Dr Sam Harris is a philosopher and neuroscientist, and he does not approve. In The Truth About Children Who Lie (Radio 4, Tuesday of last week), he took the zero-tolerance approach: parents should never lie to their children, and should never approve of it in their children. And that means no Tooth Fairy, and no Santa Claus. His point is that we give mixed messages to our children about lying which are potentially damaging to their emotional development.
By contrast, the writer Ian Leslie is sanguine: you should celebrate a child’s first lie — it shows that he or she has evolved that sophisticated Theory of Mind which puts us ahead of the primates, although one might ask whether the first childhood lies, which entail saying no when the truthful answer would be yes, require anything more than a basic instinct for self-defence.
The guru when it comes to the academic study of mendacity is Dr Victoria Talwar, of McGill University. She has employed a “peeking-game” test to assess the trustworthiness of children from a variety of backgrounds, and her work appears to support the liberal line: children brought up never to lie are in fact much more likely to do so than those from whom it is occasionally allowed.
Another example of the adaptive potential of the psyche was examined last week in The History Hour (World Service, Saturday), which focused on so-called Stockholm Syndrome, and the episode that gave the phenomenon its name.
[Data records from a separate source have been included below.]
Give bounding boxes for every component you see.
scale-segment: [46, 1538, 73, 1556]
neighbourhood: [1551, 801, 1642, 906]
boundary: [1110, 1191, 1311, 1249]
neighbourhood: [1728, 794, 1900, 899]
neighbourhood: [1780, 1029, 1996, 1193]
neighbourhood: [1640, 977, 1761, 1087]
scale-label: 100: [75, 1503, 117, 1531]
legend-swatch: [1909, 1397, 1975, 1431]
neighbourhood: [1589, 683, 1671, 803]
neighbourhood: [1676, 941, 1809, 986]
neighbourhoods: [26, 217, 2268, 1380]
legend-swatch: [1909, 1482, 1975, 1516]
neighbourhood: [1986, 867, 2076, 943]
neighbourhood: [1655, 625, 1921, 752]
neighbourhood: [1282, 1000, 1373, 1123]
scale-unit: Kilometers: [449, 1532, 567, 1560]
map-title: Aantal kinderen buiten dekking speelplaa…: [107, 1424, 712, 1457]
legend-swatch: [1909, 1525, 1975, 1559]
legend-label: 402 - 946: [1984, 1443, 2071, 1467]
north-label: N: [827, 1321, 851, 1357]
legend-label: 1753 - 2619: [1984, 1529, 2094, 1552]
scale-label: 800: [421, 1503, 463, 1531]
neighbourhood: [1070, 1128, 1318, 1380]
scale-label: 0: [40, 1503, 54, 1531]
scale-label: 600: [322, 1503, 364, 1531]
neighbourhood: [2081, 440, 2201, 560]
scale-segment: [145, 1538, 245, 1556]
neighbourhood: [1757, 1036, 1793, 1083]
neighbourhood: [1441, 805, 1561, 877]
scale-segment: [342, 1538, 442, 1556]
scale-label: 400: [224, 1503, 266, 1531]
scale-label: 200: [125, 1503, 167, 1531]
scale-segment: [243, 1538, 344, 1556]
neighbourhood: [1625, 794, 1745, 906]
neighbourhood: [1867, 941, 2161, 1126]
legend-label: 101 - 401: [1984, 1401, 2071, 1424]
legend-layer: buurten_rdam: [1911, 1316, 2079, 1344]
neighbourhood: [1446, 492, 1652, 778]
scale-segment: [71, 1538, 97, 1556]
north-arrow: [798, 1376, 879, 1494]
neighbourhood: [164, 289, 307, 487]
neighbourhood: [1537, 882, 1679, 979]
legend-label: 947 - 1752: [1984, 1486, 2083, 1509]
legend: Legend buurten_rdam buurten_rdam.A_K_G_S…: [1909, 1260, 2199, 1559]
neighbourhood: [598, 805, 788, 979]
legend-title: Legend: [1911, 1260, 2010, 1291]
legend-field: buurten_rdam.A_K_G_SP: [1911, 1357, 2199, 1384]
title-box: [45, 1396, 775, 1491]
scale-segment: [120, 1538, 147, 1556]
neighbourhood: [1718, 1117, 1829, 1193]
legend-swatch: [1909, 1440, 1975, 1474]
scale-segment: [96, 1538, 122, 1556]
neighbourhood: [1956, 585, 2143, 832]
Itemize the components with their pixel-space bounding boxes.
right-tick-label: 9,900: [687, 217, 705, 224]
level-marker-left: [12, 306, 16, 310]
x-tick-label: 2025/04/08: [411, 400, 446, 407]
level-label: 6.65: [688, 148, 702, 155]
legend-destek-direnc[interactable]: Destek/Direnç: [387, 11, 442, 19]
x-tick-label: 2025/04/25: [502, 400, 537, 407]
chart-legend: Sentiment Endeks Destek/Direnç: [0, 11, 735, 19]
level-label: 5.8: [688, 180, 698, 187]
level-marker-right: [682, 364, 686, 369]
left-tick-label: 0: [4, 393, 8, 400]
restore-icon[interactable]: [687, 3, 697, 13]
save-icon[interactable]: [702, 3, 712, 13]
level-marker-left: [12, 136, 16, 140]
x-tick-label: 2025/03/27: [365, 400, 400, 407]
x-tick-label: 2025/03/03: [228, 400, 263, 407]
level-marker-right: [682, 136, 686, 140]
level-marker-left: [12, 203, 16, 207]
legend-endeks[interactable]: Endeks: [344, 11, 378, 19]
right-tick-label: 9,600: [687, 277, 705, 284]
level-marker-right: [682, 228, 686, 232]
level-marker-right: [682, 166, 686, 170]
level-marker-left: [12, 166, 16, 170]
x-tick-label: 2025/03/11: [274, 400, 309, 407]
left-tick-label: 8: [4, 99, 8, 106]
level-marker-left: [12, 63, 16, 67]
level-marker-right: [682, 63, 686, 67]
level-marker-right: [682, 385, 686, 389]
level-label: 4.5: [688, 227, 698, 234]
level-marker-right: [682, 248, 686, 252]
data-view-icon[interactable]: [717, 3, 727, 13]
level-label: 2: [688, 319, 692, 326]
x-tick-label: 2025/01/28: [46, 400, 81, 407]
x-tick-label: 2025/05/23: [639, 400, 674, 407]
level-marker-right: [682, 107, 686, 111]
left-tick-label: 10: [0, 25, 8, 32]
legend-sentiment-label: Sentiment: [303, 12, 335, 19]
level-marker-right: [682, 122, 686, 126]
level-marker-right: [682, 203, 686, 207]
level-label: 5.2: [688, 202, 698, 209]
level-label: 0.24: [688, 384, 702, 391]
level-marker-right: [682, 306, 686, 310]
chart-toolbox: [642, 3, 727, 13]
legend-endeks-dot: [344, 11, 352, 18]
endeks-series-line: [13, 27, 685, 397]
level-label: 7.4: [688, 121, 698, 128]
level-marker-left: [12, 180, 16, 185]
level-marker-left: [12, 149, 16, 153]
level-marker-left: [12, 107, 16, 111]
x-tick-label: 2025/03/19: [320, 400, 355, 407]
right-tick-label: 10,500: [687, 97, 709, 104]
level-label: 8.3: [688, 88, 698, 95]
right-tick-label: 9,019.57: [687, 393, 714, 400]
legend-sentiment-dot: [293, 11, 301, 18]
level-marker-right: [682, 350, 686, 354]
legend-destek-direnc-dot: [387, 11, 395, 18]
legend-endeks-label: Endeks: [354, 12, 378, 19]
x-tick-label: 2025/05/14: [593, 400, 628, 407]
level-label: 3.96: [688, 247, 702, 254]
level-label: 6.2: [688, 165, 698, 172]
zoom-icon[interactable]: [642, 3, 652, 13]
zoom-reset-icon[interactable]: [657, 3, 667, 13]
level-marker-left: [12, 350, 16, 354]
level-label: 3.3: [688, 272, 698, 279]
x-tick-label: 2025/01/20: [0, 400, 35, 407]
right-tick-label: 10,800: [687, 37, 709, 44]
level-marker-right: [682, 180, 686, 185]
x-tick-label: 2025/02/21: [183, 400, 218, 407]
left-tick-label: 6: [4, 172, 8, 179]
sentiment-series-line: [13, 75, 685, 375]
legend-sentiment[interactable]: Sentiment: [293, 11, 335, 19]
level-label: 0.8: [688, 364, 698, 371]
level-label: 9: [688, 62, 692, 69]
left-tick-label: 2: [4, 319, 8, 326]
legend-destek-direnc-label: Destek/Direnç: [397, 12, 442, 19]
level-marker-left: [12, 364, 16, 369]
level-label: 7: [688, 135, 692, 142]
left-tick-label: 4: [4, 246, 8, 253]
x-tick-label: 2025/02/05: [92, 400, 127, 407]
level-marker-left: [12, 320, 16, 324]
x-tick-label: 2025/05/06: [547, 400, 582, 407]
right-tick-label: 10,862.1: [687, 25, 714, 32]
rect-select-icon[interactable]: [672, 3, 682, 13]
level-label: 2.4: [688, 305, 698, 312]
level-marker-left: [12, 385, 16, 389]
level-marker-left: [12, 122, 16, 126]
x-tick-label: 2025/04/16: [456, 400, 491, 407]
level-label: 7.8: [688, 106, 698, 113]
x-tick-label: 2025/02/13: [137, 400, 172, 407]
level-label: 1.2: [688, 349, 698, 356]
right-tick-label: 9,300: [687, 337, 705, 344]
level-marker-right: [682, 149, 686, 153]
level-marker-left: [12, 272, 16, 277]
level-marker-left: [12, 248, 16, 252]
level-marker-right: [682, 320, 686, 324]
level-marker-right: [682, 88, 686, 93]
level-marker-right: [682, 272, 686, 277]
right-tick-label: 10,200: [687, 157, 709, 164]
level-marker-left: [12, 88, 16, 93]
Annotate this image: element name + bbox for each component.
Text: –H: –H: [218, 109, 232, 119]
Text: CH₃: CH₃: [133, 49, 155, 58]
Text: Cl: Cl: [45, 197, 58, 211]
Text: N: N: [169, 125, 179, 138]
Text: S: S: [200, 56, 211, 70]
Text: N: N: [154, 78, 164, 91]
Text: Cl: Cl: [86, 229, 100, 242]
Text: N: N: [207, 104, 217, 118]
In August 1973, a violent bank robbery in the Swedish capital morphed into a siege, during which several hostages were held. During the six-day stand-off, a number of the prisoners formed strong emotional attachments to their captors, which lasted for many years.
We heard from the hostage Kristin Enmark, whose criticism of police tactics during the siege so shook the public. Her moment of greatest collusion came when, in an attempt to show that they were serious about committing violence, the captors threatened to shoot a fellow hostage in the leg. Kristin’s words of encouragement were: “But Sven, it’s only in the leg.”
In the end, they did not shoot Sven in the leg, and the siege ended without significant injury; and it prompts the question why the behaviour of Kristin and her comrades should be seen as so peculiar, when their “strategy” of appeasement succeeded.
Radio 4 ran a peculiar series of interviews last week, in which one of the interlocutors was dead. Unforgettable (weekdays) enables the living and the dead one last encounter, through the genius of the producer, Adam Fowler, and some clever manipulation of archive material. I am pleased to report that at least Mary Whitehouse (Tuesday’s interviewee) is just as difficult beyond the grave as she was this side of it.